RAGUSA - NASCE IL " TAVOLO VERDE SICILIA ": ADERISCONO DON GIUSEPPE DI ROSA, IL SEN. CONCETTO SCIVOLETTO, GLI ONOREVOLI FRANCESCO AIELLO E MARIO BOSCO.

25-02-2016 09:22 -

" L´ intera società italiana è squassata dalla crisi, ma il Mezzogiorno italiano e la Sicilia scivolano verso l´abisso della dissoluzione economia e sociale e nulla sembra potere fermare questa deriva: le aziende agricole e zootecniche, artigiane e commerciali, della pesca e del mare, falliscono a centinaia, a migliaia, senza che i Governi sembrino accorgersi di questo disastro che travolge anche famiglie ".
Questa è l´analisi che, della crisi agricola ed economica del nostro paese, viene fatta in un documento di presentazione dal " Tavolo Verde Sicilia - Agricoltura, Pesca e Identità territoriali ",un incubatore di idee e di progetti per uscira dalle attuali difficoltà.
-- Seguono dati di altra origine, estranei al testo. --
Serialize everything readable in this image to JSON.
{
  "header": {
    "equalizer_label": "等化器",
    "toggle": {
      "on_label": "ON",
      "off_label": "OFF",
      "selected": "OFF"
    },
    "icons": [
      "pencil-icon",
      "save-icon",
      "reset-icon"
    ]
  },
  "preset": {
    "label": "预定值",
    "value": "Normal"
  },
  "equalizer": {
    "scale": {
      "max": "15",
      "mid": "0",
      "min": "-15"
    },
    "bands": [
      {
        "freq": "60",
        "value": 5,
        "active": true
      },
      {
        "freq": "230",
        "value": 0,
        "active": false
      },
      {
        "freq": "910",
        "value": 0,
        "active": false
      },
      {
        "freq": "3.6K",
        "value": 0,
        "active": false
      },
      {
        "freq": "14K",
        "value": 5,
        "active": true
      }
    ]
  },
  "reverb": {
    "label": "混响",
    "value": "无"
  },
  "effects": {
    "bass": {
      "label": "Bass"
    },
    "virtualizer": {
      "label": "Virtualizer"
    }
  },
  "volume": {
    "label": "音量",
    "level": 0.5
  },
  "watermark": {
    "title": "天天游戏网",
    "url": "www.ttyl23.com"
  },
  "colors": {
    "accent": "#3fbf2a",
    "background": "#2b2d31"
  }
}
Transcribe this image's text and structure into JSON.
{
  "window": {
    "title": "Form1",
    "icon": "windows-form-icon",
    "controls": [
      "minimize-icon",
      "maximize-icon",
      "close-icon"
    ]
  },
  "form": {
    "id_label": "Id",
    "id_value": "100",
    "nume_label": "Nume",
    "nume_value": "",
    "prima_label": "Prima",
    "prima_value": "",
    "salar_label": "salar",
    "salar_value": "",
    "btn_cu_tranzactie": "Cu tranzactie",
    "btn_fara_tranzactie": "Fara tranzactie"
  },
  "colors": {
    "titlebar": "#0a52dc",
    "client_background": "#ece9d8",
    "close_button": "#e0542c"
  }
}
Al " Tavolo " hanno aderito numerosi esponenti del mondo dell´agricoltira e della pesca della Sicilia, da don Giuseppe di Rosa, che con Mariano Ferro ha dato vita ad Avola nel 2011 al movimento " I Forconi ", al sen. Concetto Scivoletto, che ha svolto la relazione introduttiva, all´on. Francesco Aiello, candidato a sindaco a Vittoria per le prossime amministrative, all´on. Mario Bosco, già sindaco di Lentini e agrumicultore.
Ieri, 24 febbraio a Rgausa, presso la sede del " Feliciano Rossitto ", il " Tavolo " è stato presentato in conferenza: Scivoletto ha esaltato i primati raggiunti in Sicilia nel biologico, nella vitivinicoltura e nell´agrumicultura, prospettando l´idea dell´agricoltura come " centro storico dell´economia " ( recupero della vitalità del settore agricolo come i centri storici sono stati recuperati in urbanistica per rendere vive le città ); Alessandro Speranza ha denunciato la sola vendita delle piantine, da parte delle multinazionali, e il segreto sui semi;il prof. Orazio Sortino ( Univesità di Catania ) ha denunciato i limiti della ricerca e la mancanza di un genotipo (di pomodorino ad es.), che caratterizzi l´identità produttiva del nostro territorio, per cui la facilità delle contraffazioni anche nel settore dell´agricoltura; l´on. Mario Bosco, a fronte della estensione delle aziende di altri paesi europei, ha rilanciato la necessità dell´associazionismo, ma solo tra produttori, che possano controllare tutta la filiera. Peppe Fiorellini ha messo in evidenza il pericolo dell´agromafia, molto presente in provincia di Ragusa, mentre Don Giuseppe Di Rosa ha fatto proprio il grido di dolore di migliaia di lavoratori e delle loro famiglie, in piena solitudine e in balia della crisi. A conclusione l´on. Aiello ha posto l´accento sulla necessità di dare uno sbocco politico al movimento, di raffrontarsi con tutte le realtà e di mantenere la protesta nell´alveo di un disegno intelligente, senza scadere nella solita " jacquerie " senza futuro.
Tra i promotori dell´inziativa, che intende coinvolgere l´intera isola, troviamo Concetto Scivoletto, Don Giuseppe Di Rosa, Mario Bosco, Gino Scibetta, Giorgio Spataro, Franca Clemente, Peppe Fiorellini, Salvatore Garofalo, Mino Privitera, Aldo Bertolone, Giovanni Lucifora, Piero Medica, Biagio Puglisi, Alessandro Speranza, Carmelo Di Quattro, Francesco Aiello, Alessandro Mugnas, Vincenzo Firrincieli, Eliseo Miccichè, Alessandro Cultrone, Peppe Nicastro, Michele Vaccarella, Santo Bono, Sandro Campagnolo, Salvatore Pepi, Salvatore Di Bona, Giovanni Biondo, Francesco Calderone, Antonino Cardaci, Gianni Penna, Peppe Incorvaia e Giuseppe Eterno.
Il " Tavolo ", dopo la conferenza di presentazione, si avvia alla piena operatività, coinvolgendo i territori.